Both Estrada and Hayes stressed that simply suspending a student doesn’t provide a solution.
“We didn’t want to just give punitive consequences without addressing the why,” Estrada said. “Why are you doing it? A lot of times kids do it because of their friends.”
Still, he added, there could be other factors – like using vaping to cope with traumatic events.
And, as Morales of MYC noted, it can be used as a stress reliever.
“I think a lot of people use it, and they’re like, ‘Oh, I have a test, or a final, and I have this project,’” she said. “And they’re like, ‘Oh, well, I have some wax.’ Like, that’s their solution for that.”
At local community events – like the recent Nogales Marathon and Health Fair – student members of MYC set up activities that can quiz and educate young people on tobacco use.
They try to make it eventful for kids – organizing big Jenga games, dart competitions and pie-throwing. The latter was especially popular, MYC member Victoria Silva said.
“That one got kids really excited,” Silva grinned. “And they actually learned a lot in that one. Because they kept asking questions and questions.”
Nationally, it’s far more common for high school students to take up vaping, as opposed to younger children.
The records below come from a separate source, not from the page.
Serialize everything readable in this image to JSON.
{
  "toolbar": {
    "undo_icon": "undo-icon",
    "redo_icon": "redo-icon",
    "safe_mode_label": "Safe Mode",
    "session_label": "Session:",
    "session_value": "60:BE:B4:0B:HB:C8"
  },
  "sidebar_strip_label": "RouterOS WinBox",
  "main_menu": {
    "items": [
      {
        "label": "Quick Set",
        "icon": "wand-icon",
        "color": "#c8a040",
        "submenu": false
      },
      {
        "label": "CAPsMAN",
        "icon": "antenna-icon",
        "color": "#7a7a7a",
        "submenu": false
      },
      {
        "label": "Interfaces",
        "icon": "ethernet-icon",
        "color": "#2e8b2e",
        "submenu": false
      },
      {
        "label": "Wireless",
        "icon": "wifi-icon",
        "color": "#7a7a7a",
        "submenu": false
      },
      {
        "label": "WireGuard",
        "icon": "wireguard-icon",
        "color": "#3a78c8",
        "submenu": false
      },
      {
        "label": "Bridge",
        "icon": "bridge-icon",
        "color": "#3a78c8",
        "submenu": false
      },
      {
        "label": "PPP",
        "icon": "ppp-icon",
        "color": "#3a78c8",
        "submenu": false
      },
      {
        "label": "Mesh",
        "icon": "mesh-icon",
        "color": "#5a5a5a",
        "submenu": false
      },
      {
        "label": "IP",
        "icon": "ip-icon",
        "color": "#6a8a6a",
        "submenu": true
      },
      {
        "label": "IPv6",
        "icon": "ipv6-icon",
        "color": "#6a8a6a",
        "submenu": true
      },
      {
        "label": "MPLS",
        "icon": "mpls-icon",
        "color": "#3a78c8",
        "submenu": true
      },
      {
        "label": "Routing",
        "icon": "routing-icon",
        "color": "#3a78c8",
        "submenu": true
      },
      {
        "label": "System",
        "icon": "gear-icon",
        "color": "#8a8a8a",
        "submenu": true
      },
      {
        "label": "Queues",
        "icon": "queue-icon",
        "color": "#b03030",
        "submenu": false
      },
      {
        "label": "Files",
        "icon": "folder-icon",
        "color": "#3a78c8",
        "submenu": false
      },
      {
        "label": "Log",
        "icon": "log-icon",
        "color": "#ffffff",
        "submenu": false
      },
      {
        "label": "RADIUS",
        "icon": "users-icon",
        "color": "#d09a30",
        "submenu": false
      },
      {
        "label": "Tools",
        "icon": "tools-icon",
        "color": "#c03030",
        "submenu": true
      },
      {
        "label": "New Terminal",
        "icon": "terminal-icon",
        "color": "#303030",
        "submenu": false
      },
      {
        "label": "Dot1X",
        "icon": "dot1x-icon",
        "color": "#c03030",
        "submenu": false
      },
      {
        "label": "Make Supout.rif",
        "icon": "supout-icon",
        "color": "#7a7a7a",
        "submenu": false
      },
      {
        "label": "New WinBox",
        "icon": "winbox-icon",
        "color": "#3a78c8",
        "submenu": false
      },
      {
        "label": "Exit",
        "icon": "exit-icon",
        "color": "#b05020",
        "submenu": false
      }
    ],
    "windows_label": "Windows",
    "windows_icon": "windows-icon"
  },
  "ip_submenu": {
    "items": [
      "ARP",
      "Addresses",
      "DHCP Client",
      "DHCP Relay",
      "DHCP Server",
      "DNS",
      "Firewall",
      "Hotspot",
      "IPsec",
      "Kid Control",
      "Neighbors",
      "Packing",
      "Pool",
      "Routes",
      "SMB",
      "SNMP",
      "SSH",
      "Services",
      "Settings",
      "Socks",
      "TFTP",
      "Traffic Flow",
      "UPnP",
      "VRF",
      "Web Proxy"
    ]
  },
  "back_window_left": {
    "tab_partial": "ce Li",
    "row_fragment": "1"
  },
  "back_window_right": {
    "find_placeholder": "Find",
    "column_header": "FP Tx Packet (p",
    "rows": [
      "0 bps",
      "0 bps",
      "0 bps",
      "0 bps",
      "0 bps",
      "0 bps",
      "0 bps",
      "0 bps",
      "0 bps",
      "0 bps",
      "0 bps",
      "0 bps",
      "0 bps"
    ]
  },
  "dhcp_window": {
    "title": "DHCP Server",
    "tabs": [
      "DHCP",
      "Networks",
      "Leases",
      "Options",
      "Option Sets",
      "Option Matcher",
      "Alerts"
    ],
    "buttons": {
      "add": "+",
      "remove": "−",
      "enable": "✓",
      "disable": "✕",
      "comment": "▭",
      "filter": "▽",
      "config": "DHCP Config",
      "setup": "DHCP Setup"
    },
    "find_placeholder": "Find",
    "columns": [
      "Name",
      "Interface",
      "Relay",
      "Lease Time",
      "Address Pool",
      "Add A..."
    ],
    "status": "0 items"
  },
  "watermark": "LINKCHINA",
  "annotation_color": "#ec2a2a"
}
The CDC study in 2021 accounted for about 11.3 percent of high school students currently vaping, compared to just 2.8 percent of middle school students.
Still, local dispatch reports show that middle school students – and even elementary – are not immune to the draw of vaping.
Nogales High School senior Rene Romero noted that there’s a strength in educating children about tobacco and smoking, as opposed to teens and adults who may have already started using substances.
“If you start with them young, they’re more likely to be influenced,” said Romero, another member of MYC. “So better to influence them with better things.”